Indeed this nostalgia for empire that is so characteristic of much of what is published about the Dutch colonial experience provides, in part at least, a screen that shuts out the more uncomfortable memories. Bookstores, if they have anything about the Dutch East Indies, will mainly stock photo albums and memoirs of life in Japanese camps during World War Two, but (with some notable recent exceptions), nothing on the years of conflict with Indonesian nationalists.

Henk van den Doel, Professor of History at the University of Leiden, did break the silence in 2000 with the publication of his Afscheid van Indie [Leaving the Indies], a critical survey of the war, and yes, he even dared to refer to it consistently as a war. And the past decade has seen an increasing number of publications that contest the accepted view of the country’s past. Two recent publications are Louis Zweers’ analysis of the state’s use of media during the conflict, De Gecensurerde Oorlog [The Censored War] and Hans Goedkoop’s memoir De Laatste Man [The Last Man], both published in 2013, both attacking national myths. And this year Dutch national television even broadcast a new oral history series, After Liberation, about the period immediately after World War Two. An entire episode described the experience of Dutch soldiers, as well as draft resisters, during the decolonization conflict in Indonesia.
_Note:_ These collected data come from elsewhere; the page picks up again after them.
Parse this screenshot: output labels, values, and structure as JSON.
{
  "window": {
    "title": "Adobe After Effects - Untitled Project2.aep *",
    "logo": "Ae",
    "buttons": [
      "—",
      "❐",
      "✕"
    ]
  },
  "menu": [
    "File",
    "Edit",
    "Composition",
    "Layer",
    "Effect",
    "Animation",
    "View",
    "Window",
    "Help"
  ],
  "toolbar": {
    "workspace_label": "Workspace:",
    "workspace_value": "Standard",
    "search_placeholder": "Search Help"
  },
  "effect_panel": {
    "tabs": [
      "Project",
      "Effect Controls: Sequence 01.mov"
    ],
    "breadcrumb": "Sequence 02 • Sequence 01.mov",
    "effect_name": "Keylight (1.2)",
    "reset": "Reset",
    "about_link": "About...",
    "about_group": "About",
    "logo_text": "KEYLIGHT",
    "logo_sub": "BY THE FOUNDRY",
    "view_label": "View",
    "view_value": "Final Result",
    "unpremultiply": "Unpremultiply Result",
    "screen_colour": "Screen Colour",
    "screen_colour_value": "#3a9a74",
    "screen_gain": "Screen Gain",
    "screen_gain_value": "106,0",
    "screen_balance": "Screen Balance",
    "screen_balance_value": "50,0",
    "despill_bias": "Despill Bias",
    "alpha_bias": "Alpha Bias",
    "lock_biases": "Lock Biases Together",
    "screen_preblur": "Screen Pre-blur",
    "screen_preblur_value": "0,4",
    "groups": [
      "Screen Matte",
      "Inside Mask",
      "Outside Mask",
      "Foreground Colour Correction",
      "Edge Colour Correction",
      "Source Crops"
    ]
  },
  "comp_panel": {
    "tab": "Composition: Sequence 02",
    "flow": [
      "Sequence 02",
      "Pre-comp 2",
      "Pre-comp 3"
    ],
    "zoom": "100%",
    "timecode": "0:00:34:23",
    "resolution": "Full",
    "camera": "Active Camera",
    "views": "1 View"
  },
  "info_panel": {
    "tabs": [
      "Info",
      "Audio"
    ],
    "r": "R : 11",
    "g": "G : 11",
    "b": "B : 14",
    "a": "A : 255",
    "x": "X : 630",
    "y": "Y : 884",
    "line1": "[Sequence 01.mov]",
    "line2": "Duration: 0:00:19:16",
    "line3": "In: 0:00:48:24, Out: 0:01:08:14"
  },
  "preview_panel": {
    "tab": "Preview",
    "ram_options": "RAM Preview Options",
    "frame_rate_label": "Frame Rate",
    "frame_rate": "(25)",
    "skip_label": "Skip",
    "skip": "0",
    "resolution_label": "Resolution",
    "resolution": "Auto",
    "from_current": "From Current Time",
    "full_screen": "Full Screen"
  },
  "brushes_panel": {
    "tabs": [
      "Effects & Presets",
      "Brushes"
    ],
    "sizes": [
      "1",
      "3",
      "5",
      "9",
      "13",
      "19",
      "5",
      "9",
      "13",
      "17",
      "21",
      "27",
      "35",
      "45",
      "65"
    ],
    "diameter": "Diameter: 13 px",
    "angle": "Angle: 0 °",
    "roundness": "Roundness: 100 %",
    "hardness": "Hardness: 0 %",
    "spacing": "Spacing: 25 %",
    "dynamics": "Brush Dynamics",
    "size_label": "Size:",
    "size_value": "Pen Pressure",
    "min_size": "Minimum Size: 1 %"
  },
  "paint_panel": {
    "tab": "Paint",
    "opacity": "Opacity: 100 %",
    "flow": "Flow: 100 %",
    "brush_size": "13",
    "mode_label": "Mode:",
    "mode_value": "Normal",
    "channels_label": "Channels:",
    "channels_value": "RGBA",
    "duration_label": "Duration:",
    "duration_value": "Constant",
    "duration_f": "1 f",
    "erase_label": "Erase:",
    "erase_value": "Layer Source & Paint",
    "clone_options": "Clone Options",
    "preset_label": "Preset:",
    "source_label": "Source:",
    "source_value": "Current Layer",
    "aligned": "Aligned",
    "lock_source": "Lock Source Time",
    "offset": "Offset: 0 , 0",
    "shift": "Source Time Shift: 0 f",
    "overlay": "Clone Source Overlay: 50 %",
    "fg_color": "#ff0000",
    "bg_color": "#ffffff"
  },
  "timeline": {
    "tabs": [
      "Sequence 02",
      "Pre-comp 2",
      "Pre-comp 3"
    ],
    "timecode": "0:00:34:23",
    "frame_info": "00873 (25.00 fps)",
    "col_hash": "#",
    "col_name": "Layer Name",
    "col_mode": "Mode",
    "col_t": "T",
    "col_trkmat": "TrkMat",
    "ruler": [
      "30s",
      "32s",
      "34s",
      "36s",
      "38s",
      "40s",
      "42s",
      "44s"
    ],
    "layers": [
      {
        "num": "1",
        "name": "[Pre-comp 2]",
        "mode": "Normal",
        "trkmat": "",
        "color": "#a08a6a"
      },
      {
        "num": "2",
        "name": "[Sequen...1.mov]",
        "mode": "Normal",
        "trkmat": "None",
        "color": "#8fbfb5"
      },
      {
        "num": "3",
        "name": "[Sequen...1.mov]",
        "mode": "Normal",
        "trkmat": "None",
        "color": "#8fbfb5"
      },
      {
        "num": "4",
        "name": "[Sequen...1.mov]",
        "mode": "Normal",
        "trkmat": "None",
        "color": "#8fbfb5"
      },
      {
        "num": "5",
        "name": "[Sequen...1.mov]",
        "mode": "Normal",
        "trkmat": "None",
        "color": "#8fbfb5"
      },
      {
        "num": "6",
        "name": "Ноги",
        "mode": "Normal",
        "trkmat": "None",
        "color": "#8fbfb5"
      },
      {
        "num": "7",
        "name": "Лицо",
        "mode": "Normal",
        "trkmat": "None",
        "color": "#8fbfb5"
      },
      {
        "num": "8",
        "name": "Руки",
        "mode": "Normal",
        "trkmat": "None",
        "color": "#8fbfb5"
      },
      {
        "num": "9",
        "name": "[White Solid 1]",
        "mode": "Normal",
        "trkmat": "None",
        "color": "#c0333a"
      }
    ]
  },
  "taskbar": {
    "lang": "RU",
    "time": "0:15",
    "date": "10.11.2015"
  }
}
By contesting decades of silence, newspapers, television, law courts, and a new generation of historians and writers are only just beginning to confront the public with a difficult history. The events of recent years have demonstrated the persistence of the European imperial legacy; uncomfortable truths relating to it should not simply slip away in silence. Otherwise, if buried too deep, the imperial past can return to haunt a nation.

———————-

[1] Jacob Alberts and Thijs Broer, “Minister van Buitenlandse Zaken Frans Timmers: ‘Ik heb een on-ge-lo-fe-lij-ke hekel aan getuigenispolitiek.’” Vrij Nederland (21 December 2013), 29.

[2] H. L. Wesseling, “Post-Imperial Holland.” Journal of Contemporary History, Vol 15, No. 1 (January 1980), 128.

[3] Vincent J.H. Houben, “A Torn Soul: The Dutch Public Discussion on the Colonial Past in 1995.” Indonesia, Vol. 63 (April 1997), 64.

[4]   Ibid, 58.

[5]  Andrew Goss, “From Tong-Tong to Tempoe Doeloe: Eurasian Memory Work and the Bracketing of Dutch Colonial History, 1957-1961.” In: Indonesia, Vol. 70 (October 2000), 11.